Le schéma initiatique consiste à renoncer à une satisfaction au nom d’une joie plus élevée et plus vraie. D’une manière générale, il s’agit de toujours rappeler à l’enfant qu’une jouissance est toujours barrée au nom de son vrai Désir.

La pulsion veut l’ancien, la répétition et la régression. Le Désir veut le Nouveau, la découverte et la création. L’initiation consiste donc à mourir à l’ancien pour naître au Nouveau. L’enfant, au cours de son évolution, est régulièrement confronté à des temps initiatiques, où son Désir l’appelle à renoncer à des satisfactions anciennes, qu’il connaît, pour vivre de nouvelles joies dont il ignore tout, mais auxquelles il aspire. Il doit mourir à l’ancien pour naître au nouveau. Or, entre la mort et la naissance, il y a un entredeux. L’ancien n’est plus, le nouveau n’est pas encore ; c’est le temps du vide, de l’oppression, de la dépression parfois, qui correspond au moment où l’enfant a déjà quitté la matrice mais n’est pas encore venu au monde. C’est à ce moment crucial que l’accompagnement est nécessaire, sous la forme d’un soutien et d’une parole qui l’aide à passer ce cap.

L’accompagnement initiatique d’un enfant ne consiste pas à le soulager de son épreuve. En effet, c’est le Désir en lui qui veut l’épreuve. Le Désir emmène toujours l’être humain vers le nouveau ; c’est pourquoi il aspire à ce que l’ancien disparaisse. Épargner systématiquement les frustrations à un enfant, c’est œuvrer contre le Désir, c’est faire obstacles aux morts et aux naissances successives qui constituent son développement juste. Le bébé, assis dans sa chaise posée par terre, voit les grands attablés ; il est attiré par ce monde d’en haut. Il désire être intégré dans ce cercle et initié à ce mystère. Un jour, on le met sur sa chaise haute et on l’intègre. Le voilà qui jubile en découvrant ce Nouveau Monde. Sur le fond de cette joie nouvelle, il est prêt à abandonner d’anciennes satisfactions. Mais il peut y avoir des résistances de la pulsion, qui ne sait vouloir que l’ancien. C’est là que l’on peut l’accompagner, et l’encourager aux renoncements nécessaires (au biberon, au hochet bruyant, etc.) au nom du nouveau qui réjouit son Désir.

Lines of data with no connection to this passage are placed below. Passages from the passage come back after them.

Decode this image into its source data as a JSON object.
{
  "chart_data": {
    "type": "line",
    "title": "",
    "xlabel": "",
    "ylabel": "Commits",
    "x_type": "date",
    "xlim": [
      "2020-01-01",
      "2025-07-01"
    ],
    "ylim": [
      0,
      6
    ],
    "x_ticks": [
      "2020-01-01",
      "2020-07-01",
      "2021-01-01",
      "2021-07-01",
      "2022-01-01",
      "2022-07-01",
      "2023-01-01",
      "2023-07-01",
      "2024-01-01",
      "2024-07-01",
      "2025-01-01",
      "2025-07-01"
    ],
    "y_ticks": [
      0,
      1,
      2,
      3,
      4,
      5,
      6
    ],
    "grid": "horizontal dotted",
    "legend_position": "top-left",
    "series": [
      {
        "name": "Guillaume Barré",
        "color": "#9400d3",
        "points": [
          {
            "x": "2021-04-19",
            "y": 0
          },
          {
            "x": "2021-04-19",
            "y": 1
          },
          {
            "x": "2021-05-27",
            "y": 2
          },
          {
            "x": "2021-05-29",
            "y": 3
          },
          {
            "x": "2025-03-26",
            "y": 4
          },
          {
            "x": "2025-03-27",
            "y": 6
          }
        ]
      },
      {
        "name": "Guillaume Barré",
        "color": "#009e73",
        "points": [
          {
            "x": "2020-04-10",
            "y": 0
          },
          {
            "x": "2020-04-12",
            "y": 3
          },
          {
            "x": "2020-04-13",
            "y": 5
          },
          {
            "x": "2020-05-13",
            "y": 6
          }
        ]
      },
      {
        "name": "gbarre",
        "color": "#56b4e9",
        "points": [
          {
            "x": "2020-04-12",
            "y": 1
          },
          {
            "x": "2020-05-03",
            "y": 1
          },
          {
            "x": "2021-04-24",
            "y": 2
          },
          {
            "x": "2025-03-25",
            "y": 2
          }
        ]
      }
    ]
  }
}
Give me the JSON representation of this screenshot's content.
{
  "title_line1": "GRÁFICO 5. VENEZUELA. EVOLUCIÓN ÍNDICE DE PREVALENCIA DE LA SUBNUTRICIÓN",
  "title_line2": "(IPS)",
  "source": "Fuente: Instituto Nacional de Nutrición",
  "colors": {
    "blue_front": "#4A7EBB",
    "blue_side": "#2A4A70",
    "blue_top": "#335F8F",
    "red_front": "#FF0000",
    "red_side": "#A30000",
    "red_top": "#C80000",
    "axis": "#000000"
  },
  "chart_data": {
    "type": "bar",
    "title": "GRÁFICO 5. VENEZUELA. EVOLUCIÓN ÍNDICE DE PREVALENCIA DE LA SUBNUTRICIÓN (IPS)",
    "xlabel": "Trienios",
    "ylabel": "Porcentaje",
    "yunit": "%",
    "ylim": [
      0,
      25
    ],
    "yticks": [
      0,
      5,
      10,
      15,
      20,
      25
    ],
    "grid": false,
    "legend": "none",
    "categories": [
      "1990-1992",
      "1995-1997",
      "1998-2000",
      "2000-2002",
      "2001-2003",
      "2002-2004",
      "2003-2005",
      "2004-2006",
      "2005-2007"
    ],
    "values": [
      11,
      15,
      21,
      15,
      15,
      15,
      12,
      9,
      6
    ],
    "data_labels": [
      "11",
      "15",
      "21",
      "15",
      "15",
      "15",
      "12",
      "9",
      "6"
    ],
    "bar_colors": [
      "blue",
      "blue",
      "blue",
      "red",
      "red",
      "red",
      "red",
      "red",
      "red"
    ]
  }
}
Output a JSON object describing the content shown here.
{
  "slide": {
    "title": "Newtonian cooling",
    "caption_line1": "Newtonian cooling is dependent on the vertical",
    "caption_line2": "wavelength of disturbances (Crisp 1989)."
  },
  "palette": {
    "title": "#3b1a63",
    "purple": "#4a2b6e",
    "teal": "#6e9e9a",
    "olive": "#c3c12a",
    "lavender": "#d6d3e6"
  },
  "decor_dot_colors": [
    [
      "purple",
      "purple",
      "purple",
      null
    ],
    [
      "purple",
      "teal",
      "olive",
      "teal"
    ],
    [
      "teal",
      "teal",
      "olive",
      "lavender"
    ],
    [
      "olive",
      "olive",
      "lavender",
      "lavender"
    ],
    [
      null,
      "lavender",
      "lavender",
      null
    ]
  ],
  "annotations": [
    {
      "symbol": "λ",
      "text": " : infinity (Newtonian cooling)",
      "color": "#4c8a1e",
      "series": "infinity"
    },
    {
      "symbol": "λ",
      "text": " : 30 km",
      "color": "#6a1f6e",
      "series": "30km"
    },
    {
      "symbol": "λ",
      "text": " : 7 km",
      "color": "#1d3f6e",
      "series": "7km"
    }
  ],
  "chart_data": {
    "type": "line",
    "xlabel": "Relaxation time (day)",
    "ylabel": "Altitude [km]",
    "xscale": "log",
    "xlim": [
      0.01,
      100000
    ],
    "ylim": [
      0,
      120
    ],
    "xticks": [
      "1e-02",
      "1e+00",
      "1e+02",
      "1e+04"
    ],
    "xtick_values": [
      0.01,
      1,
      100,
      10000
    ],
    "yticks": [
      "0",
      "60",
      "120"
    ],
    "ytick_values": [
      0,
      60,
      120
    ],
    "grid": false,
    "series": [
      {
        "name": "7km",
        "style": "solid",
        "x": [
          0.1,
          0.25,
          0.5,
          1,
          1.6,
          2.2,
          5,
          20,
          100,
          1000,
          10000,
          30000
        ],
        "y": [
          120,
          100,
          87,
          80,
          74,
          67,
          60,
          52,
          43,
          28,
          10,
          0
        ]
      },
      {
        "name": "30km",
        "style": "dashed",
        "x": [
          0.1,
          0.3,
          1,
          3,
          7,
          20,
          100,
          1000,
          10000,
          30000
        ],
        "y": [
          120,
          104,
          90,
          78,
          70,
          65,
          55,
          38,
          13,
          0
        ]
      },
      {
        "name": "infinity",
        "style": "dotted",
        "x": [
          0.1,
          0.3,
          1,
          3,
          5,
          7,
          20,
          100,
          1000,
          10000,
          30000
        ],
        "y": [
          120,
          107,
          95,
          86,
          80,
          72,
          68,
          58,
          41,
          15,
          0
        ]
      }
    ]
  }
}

L’accompagnement initiatique comporte deux aspects. Il s’agit d’abord de faire sentir à l’enfant que c’est toujours son vrai Désir qui lui propose l’épreuve du renoncement et de la frustration pulsionnelle. Il s’agit ensuite de lui affirmer qu’il est capable de traverser chaque épreuve que la vie lui propose. S’il accepte l’inconfort, voire la souffrance de ce temps de vacuité où l’ancien n’est plus et le nouveau n’est pas encore, il va naître à autre chose. L’accompagner, c’est l’aider à ressentir qu’il le peut ; parce que c’est sa vérité intérieure qui l’emmène vers le nouveau. L’accompagnement initiatique ne peut se faire que sur la base d’une confiance totale des parents dans cette force désirante qui habite leur enfant.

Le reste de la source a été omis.